Sunni Pol Wants U.S. Withdrawal

Ayham al-Samarie, a dual Iraq-U.S. citizen and former electricity minister of Iraq, announced the creation of the National Council for Unity and Construction of Iraq.
A Sunni Arab politician who brokered secret talks between American officials and insurgents said Wednesday he has formed a group to give political voice to Iraqi fighters, and demanded a timetable for U.S. troop withdrawal.

The announcement from former electricity minister Ayham al-Samarie, a Sunni Arab who is a dual Iraq-U.S. citizen, came a day after President Bush reiterated that disproves of setting a withdrawal timeline and as British Prime Minister Tony Blair stressed the importance of coalition troops remaining in Iraq until the defeat of the insurgency.

The announcement marked the most serious effort to date to draw disenfranchised Sunnis into the political process.
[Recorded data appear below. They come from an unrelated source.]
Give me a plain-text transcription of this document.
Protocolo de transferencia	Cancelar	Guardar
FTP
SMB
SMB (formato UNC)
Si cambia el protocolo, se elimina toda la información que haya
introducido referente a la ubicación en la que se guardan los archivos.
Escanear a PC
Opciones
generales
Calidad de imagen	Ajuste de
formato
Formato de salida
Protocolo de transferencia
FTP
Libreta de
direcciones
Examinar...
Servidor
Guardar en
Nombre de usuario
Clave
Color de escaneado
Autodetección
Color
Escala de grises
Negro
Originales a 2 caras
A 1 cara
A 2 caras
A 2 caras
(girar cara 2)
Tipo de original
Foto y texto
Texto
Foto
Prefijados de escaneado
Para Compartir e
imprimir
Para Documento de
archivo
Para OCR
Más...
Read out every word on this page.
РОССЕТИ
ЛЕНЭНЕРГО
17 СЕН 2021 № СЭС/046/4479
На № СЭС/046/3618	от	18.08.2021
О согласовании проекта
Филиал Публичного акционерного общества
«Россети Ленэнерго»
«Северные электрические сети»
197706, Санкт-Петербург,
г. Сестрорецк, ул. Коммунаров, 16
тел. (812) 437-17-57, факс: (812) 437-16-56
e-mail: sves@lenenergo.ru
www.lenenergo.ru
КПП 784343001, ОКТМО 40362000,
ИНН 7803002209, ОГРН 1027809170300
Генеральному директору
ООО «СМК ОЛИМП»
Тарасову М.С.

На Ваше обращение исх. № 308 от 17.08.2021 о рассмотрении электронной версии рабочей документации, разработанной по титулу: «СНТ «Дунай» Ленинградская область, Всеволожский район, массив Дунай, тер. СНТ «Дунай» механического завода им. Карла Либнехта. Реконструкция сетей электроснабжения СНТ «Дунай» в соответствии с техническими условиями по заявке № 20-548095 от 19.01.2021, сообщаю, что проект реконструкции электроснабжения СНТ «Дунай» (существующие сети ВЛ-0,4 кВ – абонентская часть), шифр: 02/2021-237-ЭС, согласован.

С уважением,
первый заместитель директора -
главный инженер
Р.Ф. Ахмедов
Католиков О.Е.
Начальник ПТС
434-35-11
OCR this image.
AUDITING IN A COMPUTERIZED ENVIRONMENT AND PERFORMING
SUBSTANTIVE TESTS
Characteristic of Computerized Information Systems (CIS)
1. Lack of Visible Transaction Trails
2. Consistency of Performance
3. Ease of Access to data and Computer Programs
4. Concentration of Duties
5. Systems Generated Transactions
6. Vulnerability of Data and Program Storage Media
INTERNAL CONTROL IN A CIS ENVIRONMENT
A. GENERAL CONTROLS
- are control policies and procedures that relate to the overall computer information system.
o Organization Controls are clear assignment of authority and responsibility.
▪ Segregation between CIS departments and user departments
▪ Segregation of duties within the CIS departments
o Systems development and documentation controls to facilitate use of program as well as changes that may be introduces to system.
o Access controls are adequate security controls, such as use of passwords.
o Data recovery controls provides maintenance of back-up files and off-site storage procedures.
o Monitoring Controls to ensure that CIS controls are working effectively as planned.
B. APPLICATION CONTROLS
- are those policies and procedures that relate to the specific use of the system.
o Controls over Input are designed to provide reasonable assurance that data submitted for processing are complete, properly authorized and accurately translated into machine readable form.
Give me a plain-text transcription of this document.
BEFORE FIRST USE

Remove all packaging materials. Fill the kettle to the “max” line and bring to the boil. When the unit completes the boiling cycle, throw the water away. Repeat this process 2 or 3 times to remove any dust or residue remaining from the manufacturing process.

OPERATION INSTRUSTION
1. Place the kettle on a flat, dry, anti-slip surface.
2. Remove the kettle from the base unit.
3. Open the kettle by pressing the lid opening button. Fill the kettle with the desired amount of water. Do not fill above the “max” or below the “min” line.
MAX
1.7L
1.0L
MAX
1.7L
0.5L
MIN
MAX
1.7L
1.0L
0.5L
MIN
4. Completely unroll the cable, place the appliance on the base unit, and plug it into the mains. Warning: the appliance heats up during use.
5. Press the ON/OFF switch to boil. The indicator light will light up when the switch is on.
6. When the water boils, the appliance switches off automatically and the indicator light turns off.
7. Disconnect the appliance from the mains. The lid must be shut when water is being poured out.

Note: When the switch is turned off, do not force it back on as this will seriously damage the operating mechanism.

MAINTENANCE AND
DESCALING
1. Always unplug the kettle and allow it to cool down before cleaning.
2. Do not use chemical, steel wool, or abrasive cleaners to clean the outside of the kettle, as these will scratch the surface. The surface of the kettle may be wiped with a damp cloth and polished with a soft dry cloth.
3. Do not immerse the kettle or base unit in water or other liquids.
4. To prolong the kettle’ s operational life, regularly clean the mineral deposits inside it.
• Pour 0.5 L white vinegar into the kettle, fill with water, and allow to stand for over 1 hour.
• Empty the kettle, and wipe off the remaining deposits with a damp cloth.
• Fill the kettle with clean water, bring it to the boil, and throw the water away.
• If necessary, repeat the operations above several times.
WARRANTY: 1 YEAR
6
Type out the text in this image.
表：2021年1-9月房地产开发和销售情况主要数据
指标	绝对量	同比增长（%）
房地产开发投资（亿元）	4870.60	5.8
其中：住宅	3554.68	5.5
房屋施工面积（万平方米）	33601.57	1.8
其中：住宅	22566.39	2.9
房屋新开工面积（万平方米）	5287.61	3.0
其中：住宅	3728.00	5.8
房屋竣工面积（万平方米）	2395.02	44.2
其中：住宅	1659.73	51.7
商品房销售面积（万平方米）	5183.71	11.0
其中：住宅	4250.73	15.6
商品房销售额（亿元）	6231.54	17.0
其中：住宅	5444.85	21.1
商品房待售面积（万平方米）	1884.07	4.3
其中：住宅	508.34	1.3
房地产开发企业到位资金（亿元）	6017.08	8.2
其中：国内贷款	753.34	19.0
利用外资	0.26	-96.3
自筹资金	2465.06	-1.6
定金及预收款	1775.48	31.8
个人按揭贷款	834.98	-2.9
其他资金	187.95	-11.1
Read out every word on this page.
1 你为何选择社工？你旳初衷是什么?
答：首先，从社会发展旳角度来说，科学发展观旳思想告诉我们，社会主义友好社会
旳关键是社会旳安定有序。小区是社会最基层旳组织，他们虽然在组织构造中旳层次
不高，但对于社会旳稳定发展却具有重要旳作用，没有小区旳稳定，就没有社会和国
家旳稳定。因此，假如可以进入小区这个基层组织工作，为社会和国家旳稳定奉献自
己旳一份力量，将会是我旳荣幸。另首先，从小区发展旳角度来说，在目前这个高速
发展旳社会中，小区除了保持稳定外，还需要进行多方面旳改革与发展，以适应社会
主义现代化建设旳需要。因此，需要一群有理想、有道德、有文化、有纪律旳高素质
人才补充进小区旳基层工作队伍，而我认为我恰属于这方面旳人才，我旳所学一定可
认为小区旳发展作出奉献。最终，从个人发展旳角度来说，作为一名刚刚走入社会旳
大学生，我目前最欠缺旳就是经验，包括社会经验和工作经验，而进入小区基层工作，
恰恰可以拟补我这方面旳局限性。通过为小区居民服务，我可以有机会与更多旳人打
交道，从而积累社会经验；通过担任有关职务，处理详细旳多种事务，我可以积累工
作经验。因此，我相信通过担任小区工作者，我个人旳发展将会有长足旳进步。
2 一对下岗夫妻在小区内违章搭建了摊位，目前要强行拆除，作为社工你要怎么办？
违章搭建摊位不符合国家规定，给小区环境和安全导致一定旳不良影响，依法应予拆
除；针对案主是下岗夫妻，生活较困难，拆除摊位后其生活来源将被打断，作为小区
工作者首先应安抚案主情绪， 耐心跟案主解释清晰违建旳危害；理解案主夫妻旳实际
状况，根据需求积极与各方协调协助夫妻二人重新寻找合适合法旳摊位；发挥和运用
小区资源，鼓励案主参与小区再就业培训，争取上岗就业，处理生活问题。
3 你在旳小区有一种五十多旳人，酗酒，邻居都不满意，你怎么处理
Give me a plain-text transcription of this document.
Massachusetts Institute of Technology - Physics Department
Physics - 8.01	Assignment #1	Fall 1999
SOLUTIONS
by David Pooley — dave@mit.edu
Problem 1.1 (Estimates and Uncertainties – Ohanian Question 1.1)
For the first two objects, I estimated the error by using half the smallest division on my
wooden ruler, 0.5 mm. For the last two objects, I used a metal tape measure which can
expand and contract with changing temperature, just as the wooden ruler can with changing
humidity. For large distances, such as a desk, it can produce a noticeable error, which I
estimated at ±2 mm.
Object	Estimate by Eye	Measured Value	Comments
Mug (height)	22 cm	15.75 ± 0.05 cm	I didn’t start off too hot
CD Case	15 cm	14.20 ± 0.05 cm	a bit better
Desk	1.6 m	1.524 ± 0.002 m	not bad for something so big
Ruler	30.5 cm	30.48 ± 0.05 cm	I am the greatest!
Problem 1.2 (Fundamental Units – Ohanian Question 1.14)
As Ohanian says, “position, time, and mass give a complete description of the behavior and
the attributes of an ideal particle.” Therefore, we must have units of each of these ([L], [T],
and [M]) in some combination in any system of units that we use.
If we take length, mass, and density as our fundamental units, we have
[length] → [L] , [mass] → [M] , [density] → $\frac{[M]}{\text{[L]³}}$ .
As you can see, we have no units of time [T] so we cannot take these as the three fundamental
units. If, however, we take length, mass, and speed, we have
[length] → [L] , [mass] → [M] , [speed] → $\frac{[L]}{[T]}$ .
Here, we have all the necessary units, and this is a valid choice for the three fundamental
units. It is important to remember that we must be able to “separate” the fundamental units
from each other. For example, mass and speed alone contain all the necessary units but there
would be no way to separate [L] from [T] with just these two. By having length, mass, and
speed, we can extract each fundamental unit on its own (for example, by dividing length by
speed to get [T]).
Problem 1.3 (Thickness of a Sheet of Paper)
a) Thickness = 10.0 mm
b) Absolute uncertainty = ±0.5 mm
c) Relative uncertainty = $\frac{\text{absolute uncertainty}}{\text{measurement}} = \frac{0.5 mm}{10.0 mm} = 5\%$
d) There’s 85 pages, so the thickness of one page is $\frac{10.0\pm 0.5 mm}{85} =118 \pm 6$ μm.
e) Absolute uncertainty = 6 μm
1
Al-Samarie is thought to have strong tribal links throughout the Sunni triangle, where the Sunni branch of the insurgency is concentrated.

Al-Samarie's announcement follows confirmation from American officials including Secretary of Defense Donald H. Rumsfeld that the U.S. has negotiated with insurgents.

Sunnis are thought to make up the backbone of an insurgency that has killed about 1,370 people — mostly civilians and Iraqi forces — since Prime Minister Ibrahim al-Jaafari announced his Shiite-led government April 28.

At a news conference in a Baghdad home, al-Samarie said the new political front, the National Council for Unity and Construction of Iraq, is representing "resistance" fighters who have not carried out attacks against civilians.

Nearly all car bomb and suicide attacks carried out against Iraqis are thought to be the work of Islamic extremist groups such as al Qaeda in Iraq.

In other developments:

  • The State Department called Iraq too dangerous for American travelers on Wednesday, hours after President George W. Bush pointed to "significant progress" there. "Attacks against military and civilian targets throughout Iraq continue," and targets include hotels and restaurants, the State Department's travel warning said. "There have been planned and random killings, as well as extortions and kidnappings."
  • A Turkish businessman who was kidnapped in front of a Baghdad hotel in January was freed by his captors, the Turkish Foreign Ministry said. Abdulkadir Tanrikulu reportedly ran a construction company that worked with the U.S.-led coalition in Iraq. He was abducted Jan. 13, when gunmen attacked a minibus as it pulled up to a hotel to take him to a construction site.
  • An explosion was heard Thursday in a southern Iraqi city where Japanese troops have been delivering humanitarian aid, a report said. The explosion, which occurred in the early morning hours, was believed to be near the provincial council building in Samawah, Japan's Kyodo news agency reported, citing police. Japan has more than 500 troops near Samawah on a non-combat humanitarian mission that ends in December.